In the end, I did the only thing a brave chappie could do. It was over. The proverbial jig was up. I loosened my magenta kerchief, lifted it up over my chin and nose, and raised it up over my eyes. With a touch of regret, sighing the sigh of a man who knows in his heart that he has lost a noble fight, I pulled it free of my troubled brow and held it out.
The gun wavered, and this time fell. Jeeves hesitated, then reached and took the proffered scrap. In passing the kerchief we clasped hands in a firm hand-shake.

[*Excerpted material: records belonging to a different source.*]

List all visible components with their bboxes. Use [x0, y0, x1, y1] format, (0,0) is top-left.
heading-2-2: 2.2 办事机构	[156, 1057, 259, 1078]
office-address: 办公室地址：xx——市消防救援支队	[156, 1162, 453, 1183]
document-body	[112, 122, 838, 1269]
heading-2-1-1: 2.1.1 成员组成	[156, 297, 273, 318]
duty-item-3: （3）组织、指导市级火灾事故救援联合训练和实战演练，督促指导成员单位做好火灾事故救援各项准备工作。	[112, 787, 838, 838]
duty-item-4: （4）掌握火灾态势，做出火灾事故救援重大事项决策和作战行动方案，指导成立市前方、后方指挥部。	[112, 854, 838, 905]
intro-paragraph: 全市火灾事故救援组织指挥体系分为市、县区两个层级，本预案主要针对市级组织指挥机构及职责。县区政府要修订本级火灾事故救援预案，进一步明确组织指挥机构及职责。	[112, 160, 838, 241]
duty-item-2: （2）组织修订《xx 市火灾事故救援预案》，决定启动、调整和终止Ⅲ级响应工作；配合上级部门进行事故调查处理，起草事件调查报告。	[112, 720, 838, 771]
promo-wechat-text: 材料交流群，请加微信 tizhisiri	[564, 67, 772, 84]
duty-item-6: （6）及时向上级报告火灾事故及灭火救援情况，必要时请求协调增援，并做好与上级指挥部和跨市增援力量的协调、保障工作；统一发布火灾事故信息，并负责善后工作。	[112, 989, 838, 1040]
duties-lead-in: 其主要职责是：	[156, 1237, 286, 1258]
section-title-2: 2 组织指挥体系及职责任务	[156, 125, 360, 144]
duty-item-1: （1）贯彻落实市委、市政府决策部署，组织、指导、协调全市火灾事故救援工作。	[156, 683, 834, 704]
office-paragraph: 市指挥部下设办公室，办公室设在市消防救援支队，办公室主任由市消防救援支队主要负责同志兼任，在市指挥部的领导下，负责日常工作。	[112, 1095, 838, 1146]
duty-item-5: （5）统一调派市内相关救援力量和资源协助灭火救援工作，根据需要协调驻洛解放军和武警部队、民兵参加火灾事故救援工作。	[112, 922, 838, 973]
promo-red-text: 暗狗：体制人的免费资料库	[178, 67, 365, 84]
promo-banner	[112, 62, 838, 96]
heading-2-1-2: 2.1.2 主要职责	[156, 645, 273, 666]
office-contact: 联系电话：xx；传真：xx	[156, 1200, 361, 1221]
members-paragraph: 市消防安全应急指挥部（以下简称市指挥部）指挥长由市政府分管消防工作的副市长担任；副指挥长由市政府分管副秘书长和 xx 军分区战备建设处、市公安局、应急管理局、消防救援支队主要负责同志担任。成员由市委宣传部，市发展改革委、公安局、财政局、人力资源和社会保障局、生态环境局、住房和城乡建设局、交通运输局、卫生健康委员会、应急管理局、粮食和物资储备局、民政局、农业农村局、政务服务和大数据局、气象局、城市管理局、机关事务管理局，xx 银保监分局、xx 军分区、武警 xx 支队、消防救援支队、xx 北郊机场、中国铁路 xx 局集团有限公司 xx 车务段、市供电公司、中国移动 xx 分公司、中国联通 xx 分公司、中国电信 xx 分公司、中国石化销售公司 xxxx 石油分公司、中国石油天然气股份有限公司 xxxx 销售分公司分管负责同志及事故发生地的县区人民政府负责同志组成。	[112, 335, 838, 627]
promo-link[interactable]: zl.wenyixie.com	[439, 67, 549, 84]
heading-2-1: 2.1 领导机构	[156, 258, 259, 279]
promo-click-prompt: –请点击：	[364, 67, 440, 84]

“Thank you, sir,” he said with such relieved gusto that I’m not at all sure he was talking of the sacrifice of my kerchief. Either way, I think we both had a profound feeling that all was right in the world.
I looked to the horizon, where the sun was just peeking up. Ghastly sight, dawn, but at least I was alive to see it.
“Well then!” I looked around, breathing in the smokey acrid smell of a brand new day. “I think, Jeeves, that on the whole I’d rather not be sitting out in the cold when the locals come up to see what all the fuss is about, would you? What with the dead bodies and monsters and all.”
“No, sir.”
“Jolly good,” I said, wheeling round the motorbike. “I’ll drive.”
“…Very good, sir.”
Jeeves settled himself in the sidecar, and I sat astride my trusty steed. With one hand I pulled on the goggles, with my other hand I adjusted the mirror, and with my other hand I started her up. We set off for home.